Shell has announced it will remove the ship from the Australian coast and replace it with cheap flag of convenience ships and foreign labour in a bid to cut costs.
This is despite the fact the total maritime trade around Australia in refined petroleum products - petrol, diesel, jet fuel - grew by 38 per cent between 2004-5 and 2009-10.
The MUA is supporting each individual seafarer occupying the Araluen Spirit in their stand to protect their jobs in what is clearly still a profitable business.
"The MUA stands in solidarity with each of these seafarers and their individual decision to take a stand aboard the Araluen Spirit," MUA National Secretary Paddy Crumlin said.
"Shell is an economic colossus. The company made a global profit of $18.6bn USD in2010 - that's enough money to pay an Australian seafarer's annual wage every three minutes."
The MUA has written to Shell, asking them to sign a Memorandum of Agreement to seek a commitment regarding replacement of the vessel or the company's directing of Single Voyage Permits (SVPs) to an Australian-crewed tanker operator.

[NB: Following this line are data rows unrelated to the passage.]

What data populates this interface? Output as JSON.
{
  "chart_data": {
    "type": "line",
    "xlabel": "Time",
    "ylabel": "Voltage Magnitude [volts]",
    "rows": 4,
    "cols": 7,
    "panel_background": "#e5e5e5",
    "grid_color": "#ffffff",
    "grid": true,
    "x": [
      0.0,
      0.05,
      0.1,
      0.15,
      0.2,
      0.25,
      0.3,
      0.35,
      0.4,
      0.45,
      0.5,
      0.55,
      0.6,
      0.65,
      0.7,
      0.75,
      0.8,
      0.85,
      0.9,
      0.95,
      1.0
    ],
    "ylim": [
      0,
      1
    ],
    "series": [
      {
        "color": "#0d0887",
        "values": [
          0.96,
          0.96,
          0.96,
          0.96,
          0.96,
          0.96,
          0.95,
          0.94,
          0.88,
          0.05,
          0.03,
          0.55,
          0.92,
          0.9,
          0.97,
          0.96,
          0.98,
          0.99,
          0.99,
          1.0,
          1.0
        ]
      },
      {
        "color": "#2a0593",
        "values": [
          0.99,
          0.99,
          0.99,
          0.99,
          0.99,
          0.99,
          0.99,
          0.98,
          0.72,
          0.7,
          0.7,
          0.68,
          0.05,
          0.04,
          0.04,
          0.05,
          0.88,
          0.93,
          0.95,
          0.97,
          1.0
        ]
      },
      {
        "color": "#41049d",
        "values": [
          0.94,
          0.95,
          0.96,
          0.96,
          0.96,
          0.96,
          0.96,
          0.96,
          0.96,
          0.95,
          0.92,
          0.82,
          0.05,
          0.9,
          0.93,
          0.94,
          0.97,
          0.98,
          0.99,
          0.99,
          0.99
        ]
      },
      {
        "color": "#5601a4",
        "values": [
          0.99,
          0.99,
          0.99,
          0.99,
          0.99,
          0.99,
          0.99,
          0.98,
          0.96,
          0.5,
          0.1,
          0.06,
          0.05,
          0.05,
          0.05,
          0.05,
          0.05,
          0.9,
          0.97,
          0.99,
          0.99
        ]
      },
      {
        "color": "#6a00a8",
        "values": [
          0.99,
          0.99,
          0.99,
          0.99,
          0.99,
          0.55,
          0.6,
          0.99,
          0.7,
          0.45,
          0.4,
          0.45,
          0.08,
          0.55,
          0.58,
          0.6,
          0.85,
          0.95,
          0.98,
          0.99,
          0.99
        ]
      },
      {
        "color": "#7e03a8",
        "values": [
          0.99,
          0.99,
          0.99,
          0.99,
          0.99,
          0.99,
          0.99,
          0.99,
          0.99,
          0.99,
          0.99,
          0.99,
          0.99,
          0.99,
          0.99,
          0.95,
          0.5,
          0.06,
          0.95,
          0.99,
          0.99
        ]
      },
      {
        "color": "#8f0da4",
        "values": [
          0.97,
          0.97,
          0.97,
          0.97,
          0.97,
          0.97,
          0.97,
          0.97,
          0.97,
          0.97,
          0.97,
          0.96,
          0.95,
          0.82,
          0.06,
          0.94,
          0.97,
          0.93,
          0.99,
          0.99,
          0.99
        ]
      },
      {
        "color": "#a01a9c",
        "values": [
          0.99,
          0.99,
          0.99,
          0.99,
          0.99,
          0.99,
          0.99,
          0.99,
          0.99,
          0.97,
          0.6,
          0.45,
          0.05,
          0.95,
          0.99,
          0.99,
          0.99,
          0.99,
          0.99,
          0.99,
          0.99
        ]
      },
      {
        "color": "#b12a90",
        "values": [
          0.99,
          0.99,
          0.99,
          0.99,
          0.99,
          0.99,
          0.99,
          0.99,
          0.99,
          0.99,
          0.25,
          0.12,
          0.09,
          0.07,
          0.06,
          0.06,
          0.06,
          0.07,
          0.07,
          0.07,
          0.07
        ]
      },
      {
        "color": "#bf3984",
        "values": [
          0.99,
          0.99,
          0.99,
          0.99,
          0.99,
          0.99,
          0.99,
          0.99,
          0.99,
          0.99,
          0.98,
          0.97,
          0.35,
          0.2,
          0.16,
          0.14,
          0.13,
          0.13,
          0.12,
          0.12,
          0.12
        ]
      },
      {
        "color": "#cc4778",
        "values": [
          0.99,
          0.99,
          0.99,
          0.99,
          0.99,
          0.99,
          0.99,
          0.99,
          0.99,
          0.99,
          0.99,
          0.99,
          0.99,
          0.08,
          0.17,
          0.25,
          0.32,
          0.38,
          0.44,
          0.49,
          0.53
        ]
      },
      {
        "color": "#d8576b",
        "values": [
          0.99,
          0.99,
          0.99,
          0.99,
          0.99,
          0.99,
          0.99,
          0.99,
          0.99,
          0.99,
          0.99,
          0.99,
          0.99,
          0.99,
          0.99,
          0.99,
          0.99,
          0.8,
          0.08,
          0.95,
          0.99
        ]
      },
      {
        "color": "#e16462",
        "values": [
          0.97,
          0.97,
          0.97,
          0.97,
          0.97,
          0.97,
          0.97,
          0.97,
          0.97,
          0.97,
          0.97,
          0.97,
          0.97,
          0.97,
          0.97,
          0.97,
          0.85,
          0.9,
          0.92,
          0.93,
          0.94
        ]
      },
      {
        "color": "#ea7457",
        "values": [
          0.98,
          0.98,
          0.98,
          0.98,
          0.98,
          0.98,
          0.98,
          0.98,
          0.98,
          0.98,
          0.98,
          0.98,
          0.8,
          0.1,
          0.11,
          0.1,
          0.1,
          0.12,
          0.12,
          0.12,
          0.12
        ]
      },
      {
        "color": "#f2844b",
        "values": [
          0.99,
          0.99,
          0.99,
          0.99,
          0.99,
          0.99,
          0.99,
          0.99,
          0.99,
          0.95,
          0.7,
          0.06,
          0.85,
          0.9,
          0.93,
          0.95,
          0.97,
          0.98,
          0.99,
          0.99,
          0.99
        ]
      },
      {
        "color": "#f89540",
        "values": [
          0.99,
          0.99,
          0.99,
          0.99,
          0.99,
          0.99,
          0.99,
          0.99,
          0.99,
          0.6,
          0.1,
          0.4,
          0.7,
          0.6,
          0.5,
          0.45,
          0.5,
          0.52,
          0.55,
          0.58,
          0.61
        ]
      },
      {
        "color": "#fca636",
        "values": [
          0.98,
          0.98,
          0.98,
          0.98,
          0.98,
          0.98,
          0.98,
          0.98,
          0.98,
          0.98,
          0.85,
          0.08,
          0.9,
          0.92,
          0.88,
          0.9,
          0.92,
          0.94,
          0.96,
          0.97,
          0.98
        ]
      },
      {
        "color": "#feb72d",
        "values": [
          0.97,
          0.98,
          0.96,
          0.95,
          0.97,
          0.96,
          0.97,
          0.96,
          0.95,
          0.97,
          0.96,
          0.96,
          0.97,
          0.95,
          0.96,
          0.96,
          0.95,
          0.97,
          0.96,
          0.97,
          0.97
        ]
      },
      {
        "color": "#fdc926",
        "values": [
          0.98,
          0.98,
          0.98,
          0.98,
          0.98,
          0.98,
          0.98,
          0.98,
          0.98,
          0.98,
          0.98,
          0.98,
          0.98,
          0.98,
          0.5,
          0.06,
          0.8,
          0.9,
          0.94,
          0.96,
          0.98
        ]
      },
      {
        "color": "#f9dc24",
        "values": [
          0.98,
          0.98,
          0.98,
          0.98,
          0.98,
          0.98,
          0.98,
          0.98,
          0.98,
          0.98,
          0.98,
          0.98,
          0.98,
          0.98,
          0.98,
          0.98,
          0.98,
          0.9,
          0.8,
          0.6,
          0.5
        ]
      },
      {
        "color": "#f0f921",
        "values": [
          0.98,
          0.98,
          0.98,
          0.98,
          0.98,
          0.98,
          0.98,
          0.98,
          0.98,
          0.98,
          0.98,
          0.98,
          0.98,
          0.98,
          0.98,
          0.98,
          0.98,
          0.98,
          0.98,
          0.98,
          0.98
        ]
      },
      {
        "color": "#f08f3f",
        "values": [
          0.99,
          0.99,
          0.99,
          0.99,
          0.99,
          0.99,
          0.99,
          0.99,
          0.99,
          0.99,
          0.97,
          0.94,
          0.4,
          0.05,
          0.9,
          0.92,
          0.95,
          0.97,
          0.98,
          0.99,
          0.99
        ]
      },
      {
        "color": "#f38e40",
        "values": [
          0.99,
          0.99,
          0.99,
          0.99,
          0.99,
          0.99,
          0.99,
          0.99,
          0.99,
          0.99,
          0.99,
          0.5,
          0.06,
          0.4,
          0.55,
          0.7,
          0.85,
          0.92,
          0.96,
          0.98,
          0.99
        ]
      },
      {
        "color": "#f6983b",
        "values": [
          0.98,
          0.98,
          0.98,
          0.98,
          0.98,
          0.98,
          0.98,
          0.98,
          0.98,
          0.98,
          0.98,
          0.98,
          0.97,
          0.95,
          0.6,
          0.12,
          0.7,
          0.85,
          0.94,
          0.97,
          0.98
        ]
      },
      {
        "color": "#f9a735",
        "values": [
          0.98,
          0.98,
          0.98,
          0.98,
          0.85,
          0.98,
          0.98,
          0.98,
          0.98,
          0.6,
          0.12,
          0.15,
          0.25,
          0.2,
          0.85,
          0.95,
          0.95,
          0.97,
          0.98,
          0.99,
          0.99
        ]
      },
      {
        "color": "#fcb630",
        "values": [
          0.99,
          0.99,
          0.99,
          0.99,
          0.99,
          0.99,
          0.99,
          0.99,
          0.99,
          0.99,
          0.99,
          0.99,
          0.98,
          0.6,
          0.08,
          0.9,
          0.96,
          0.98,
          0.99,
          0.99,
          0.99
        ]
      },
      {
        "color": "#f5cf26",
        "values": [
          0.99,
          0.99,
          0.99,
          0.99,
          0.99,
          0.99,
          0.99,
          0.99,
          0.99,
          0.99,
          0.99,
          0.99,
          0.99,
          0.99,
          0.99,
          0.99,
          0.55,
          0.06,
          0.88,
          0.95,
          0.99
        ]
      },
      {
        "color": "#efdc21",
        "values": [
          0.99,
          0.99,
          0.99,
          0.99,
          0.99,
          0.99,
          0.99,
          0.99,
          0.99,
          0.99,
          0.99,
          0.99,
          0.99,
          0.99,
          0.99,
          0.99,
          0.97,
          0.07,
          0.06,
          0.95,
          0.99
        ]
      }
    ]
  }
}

"The MUA believes there exists future opportunities for Shell or another operator to re-engage the Araluen Spirit or an appropriate sized tanker into the Australian licenced coastal trade," Mr Crumlin said.
"We are also calling on the Federal Government to step up to the plate and provide greater transparency on the significant number of single voyage permits used in Australia's coastal trade so we can determine where Australian workers can be employed instead."
Mr Crumlin said the risks associated with the greater use of foreign flagged ships have been highlighted by the Rena, which began spilling more than 300 tonnes of oil in New Zealand's pristine Bay of Plenty on October 5.
Mr Crumlin said both cases typified the 'race to the bottom' that has emerged in international shipping, reinforcing the need for comprehensive industry reform and as a result, the re-emergence of ships sailing under the Australian flag.
"The case of both the Rena and the Araluen demonstrate in clear terms why we need to clean up Australian shipping and make it harder for fly-by-night charlatans to abuse workers and the environment," he said.
"No doubt people will also recall the grounding of the Pasha Bulker in Newcastle in 2007 and the Shen Neng 1 just east of Great Keppel Island in 2010. Only comprehensive industry reform will lift the bar for workers, communities and the environment."